Special Report: Production in Western Canada: Winnipeg plays host to CBC MOW

In the midst of a busy 1996, Winnipeg’s Credo Entertainment Corporation has recently completed the filming of For Those Who Hunt the Wounded Down, an mow for cbc. Coproduced by Manitoba’s Flat City Films, Wounded was filmed in and around Winnipeg in April.

Norma Bailey of Flat City, director and producer with Michael Scott of Credo, came up with the idea for the film two years ago. After noting the success of New Brunswick author David Adams Richards’ screenplay Small Gifts, which aired on cbc, she looked to his other work. Wounded is based on his novel of the same name.

The drama centers on a volatile yet charismatic petty thief and ex-con (actor Callum Keith Rennie). When he learns that a murderer and character from his past has left jail, he fears for his family’s safety and the two men come to blows.

After two years in development, the project got final approval in February 1996. With funding from cbc, Manitoba Film and Sound Development Corporation, Telefilm Canada and the Cable Production Fund, principal photography on the $2.7 million film began in April. That could have been a problem – much of the film takes place in the winter. But, as line producer Richard O’Brien-Moran states, an unseasonably cold spring helped out the production.

‘It was a four-week shoot and for the first week we did exteriors. We went in and around Winnipeg and about half an hour north to Selkirk. We were lucky because normally we wouldn’t have snow in the spring. We crammed a week and a half worth of work into one week, and it seemed every time we needed to go out for a pickup shot it would be snowing. We were lucky.

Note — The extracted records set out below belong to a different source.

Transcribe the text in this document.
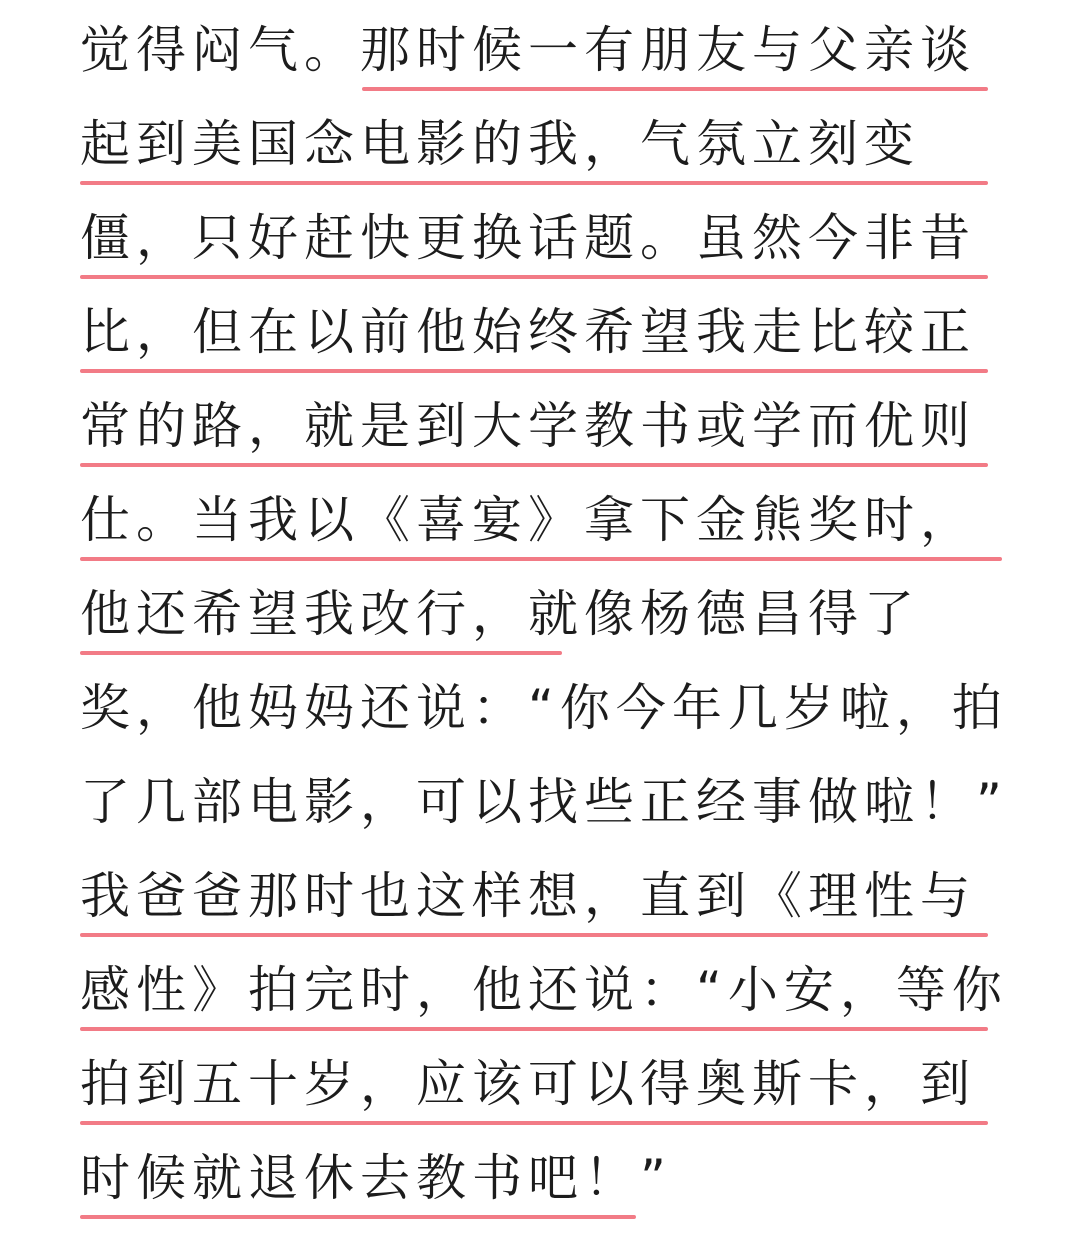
觉得闷气。那时候一有朋友与父亲谈
起到美国念电影的我，气氛立刻变
僵，只好赶快更换话题。虽然今非昔
比，但在以前他始终希望我走比较正
常的路，就是到大学教书或学而优则
仕。当我以《喜宴》拿下金熊奖时，
他还希望我改行，就像杨德昌得了
奖，他妈妈还说：“你今年几岁啦，拍
了几部电影，可以找些正经事做啦！”
我爸爸那时也这样想，直到《理性与
感性》拍完时，他还说：“小安，等你
拍到五十岁，应该可以得奥斯卡，到
时候就退休去教书吧！”
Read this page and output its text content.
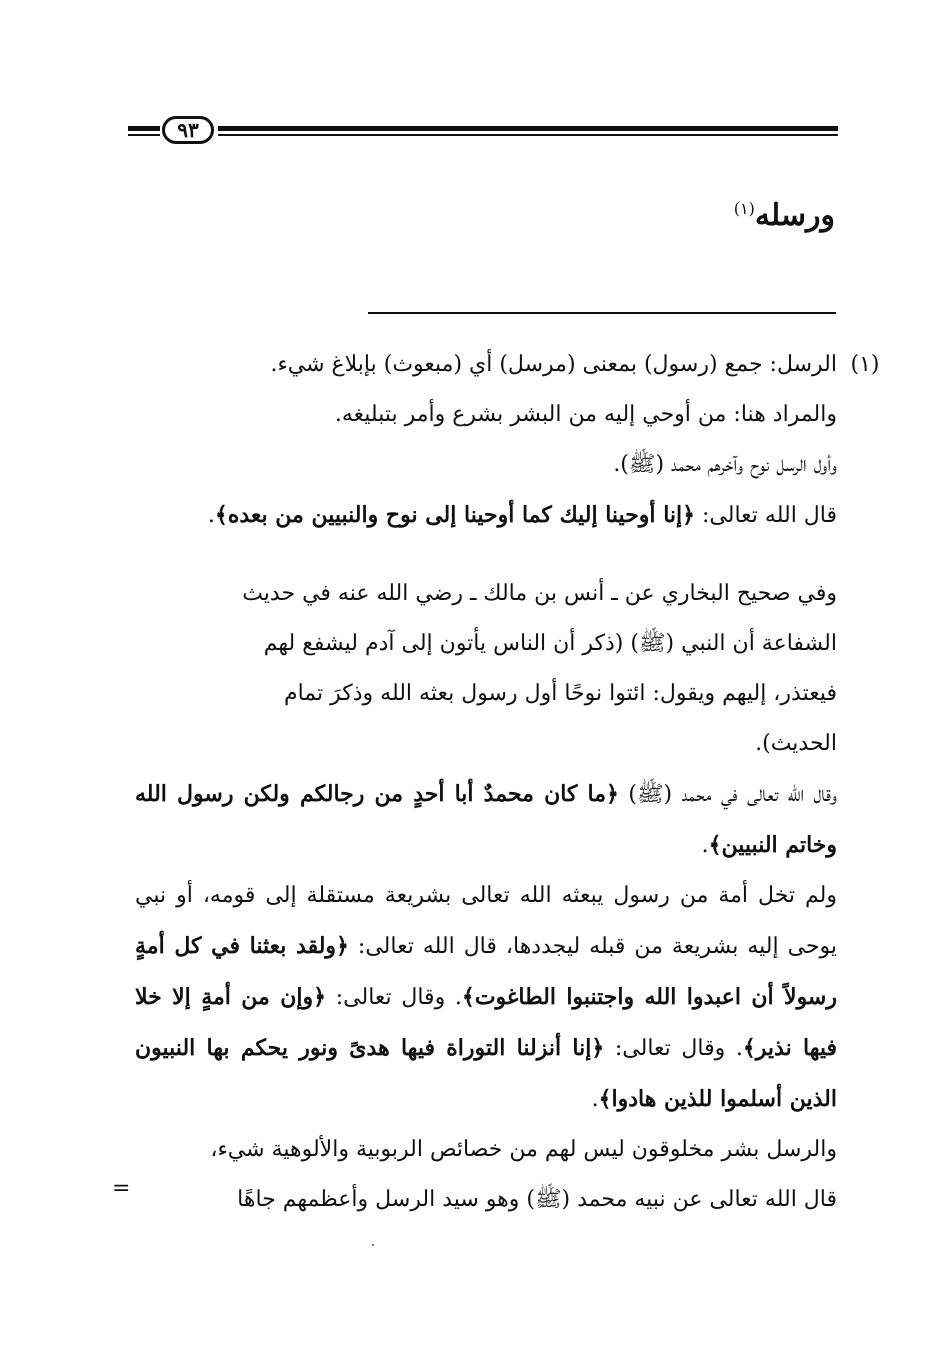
٩٣
ورسله$^{(١)}$
(١)
الرسل: جمع (رسول) بمعنى (مرسل) أي (مبعوث) بإبلاغ شيء.
والمراد هنا: من أوحي إليه من البشر بشرع وأمر بتبليغه.
وأول الرسل نوح وآخرهم محمد (ﷺ).
قال الله تعالى: ﴿إنا أوحينا إليك كما أوحينا إلى نوح والنبيين من بعده﴾.
وفي صحيح البخاري عن ـ أنس بن مالك ـ رضي الله عنه في حديث
الشفاعة أن النبي (ﷺ) (ذكر أن الناس يأتون إلى آدم ليشفع لهم
فيعتذر، إليهم ويقول: ائتوا نوحًا أول رسول بعثه الله وذكرَ تمام
الحديث).
وقال الله تعالى في محمد (ﷺ) ﴿ما كان محمدٌ أبا أحدٍ من رجالكم ولكن رسول الله وخاتم النبيين﴾.
ولم تخل أمة من رسول يبعثه الله تعالى بشريعة مستقلة إلى قومه، أو نبي يوحى إليه بشريعة من قبله ليجددها، قال الله تعالى: ﴿ولقد بعثنا في كل أمةٍ رسولاً أن اعبدوا الله واجتنبوا الطاغوت﴾. وقال تعالى: ﴿وإن من أمةٍ إلا خلا فيها نذير﴾. وقال تعالى: ﴿إنا أنزلنا التوراة فيها هدىً ونور يحكم بها النبيون الذين أسلموا للذين هادوا﴾.
والرسل بشر مخلوقون ليس لهم من خصائص الربوبية والألوهية شيء،
قال الله تعالى عن نبيه محمد (ﷺ) وهو سيد الرسل وأعظمهم جاهًا
=
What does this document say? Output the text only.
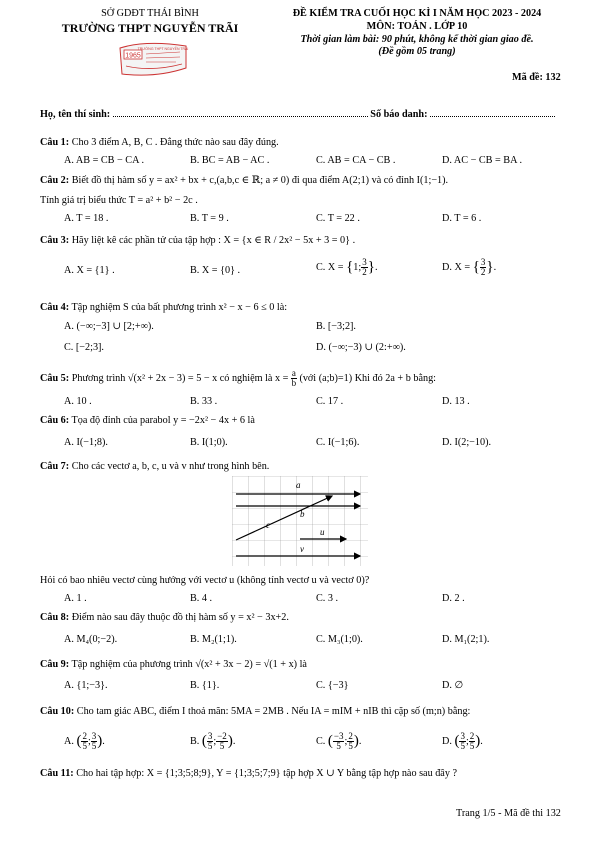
SỞ GDĐT THÁI BÌNH
TRƯỜNG THPT NGUYỄN TRÃI
1965
TRƯỜNG THPT NGUYỄN TRÃI
ĐỀ KIỂM TRA CUỐI HỌC KÌ I NĂM HỌC 2023 - 2024
MÔN: TOÁN . LỚP 10
Thời gian làm bài: 90 phút, không kể thời gian giao đề.
(Đề gồm 05 trang)
Mã đề: 132
Họ, tên thí sinh:	Số báo danh:
Câu 1: Cho 3 điểm A, B, C . Đẳng thức nào sau đây đúng.
A. AB = CB − CA .	B. BC = AB − AC .	C. AB = CA − CB .	D. AC − CB = BA .
Câu 2: Biết đồ thị hàm số y = ax² + bx + c,(a,b,c ∈ ℝ; a ≠ 0) đi qua điểm A(2;1) và có đỉnh I(1;−1).
Tính giá trị biểu thức T = a² + b² − 2c .
A. T = 18 .	B. T = 9 .	C. T = 22 .	D. T = 6 .
Câu 3: Hãy liệt kê các phần tử của tập hợp : X = {x ∈ R / 2x² − 5x + 3 = 0} .
A. X = {1} .	B. X = {0} .	C. X = {1; $\frac{3}{2}$ }.	D. X = { $\frac{3}{2}$ }.
Câu 4: Tập nghiệm S của bất phương trình x² − x − 6 ≤ 0 là:
A. (−∞;−3] ∪ [2;+∞).	B. [−3;2].
C. [−2;3].	D. (−∞;−3) ∪ (2:+∞).
Câu 5: Phương trình √(x² + 2x − 3) = 5 − x có nghiệm là $x = \frac{a}{b}$ (với (a;b)=1) Khi đó 2a + b bằng:
A. 10 .	B. 33 .	C. 17 .	D. 13 .
Câu 6: Tọa độ đỉnh của parabol y = −2x² − 4x + 6 là
A. I(−1;8).	B. I(1;0).	C. I(−1;6).	D. I(2;−10).
Câu 7: Cho các vectơ a, b, c, u và v như trong hình bên.
a
b
c
u
v
Hỏi có bao nhiêu vectơ cùng hướng với vectơ u (không tính vectơ u và vectơ 0)?
A. 1 .	B. 4 .	C. 3 .	D. 2 .
Câu 8: Điểm nào sau đây thuộc đồ thị hàm số y = x² − 3x+2.
A. M₄(0;−2).	B. M₂(1;1).	C. M₃(1;0).	D. M₁(2;1).
Câu 9: Tập nghiệm của phương trình √(x² + 3x − 2) = √(1 + x) là
A. {1;−3}.	B. {1}.	C. {−3}	D. ∅
Câu 10: Cho tam giác ABC, điểm I thoả mãn: 5MA = 2MB . Nếu IA = mIM + nIB thì cặp số (m;n) bằng:
A. ( $\frac{2}{5}$ ; $\frac{3}{5}$ ).	B. ( $\frac{3}{5}$ ; $\frac{-2}{5}$ ).	C. ( $\frac{-3}{5}$ ; $\frac{2}{5}$ ).	D. ( $\frac{3}{5}$ ; $\frac{2}{5}$ ).
Câu 11: Cho hai tập hợp: X = {1;3;5;8;9}, Y = {1;3;5;7;9} tập hợp X ∪ Y bằng tập hợp nào sau đây ?
Trang 1/5 - Mã đề thi 132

Later with the interior shots it was easy to just simulate the snowflakes falling outside the windows.’

The second week of shooting was spent on location around Winnipeg, and then the final two weeks were shot in the Credo studios the company leases.

O’Brien-Moran says that the film industry is slowly growing in Manitoba and now has one-and-a-half to two full crews.

Currently Manitoba’s resources are being stretched as the film Arrow, directed by Don McBrearty, is filming. The four-hour miniseries for cbc is based on Canada’s plan to build the Avro Arrow aircraft during the Cold War. Also in production is Twilight of the Ice Nymphs, directed by Guy Maddin and produced by Ritchard Findlay. Credo is also aiming to begin filming on The Adventures of Shirley Holmes series this summer.

For cameras, special effects and post-production, companies like Credo and Flat City often choose between the resources of Toronto and Vancouver. For Wounded, the sound editing was done by Winnipeg’s Perry Audio & Recording, while the video post-production was done at Vancouver’s Gastown Post and Transfer. For the film’s special effects, which included gunfire and an exploding cabin, Toronto’s Laird McMurray Film Services was called upon.

‘We choose where to go for services based on different criteria, like funding, coproducers and what our needs are,’ says O’Brien-Moran. ‘Being in the middle we sort of have a choice. For camera equipment there is a certain amount here, but often we get our camera package from somewhere else, or bring in special equipment.’

For Wounded, a camera car was brought in from Vancouver to do traveling shots. ‘It adds to the cost of the production,’ says O’Brien-Moran. ‘You have to consolidate the time you use with the piece of equipment and take into account the time it will take to get it here. But we have become masters of flight schedules and time zones. This time, we had used a 300mm lens and sent it back (to Toronto) and then realized we needed it again for that afternoon. We had it back in three hours.’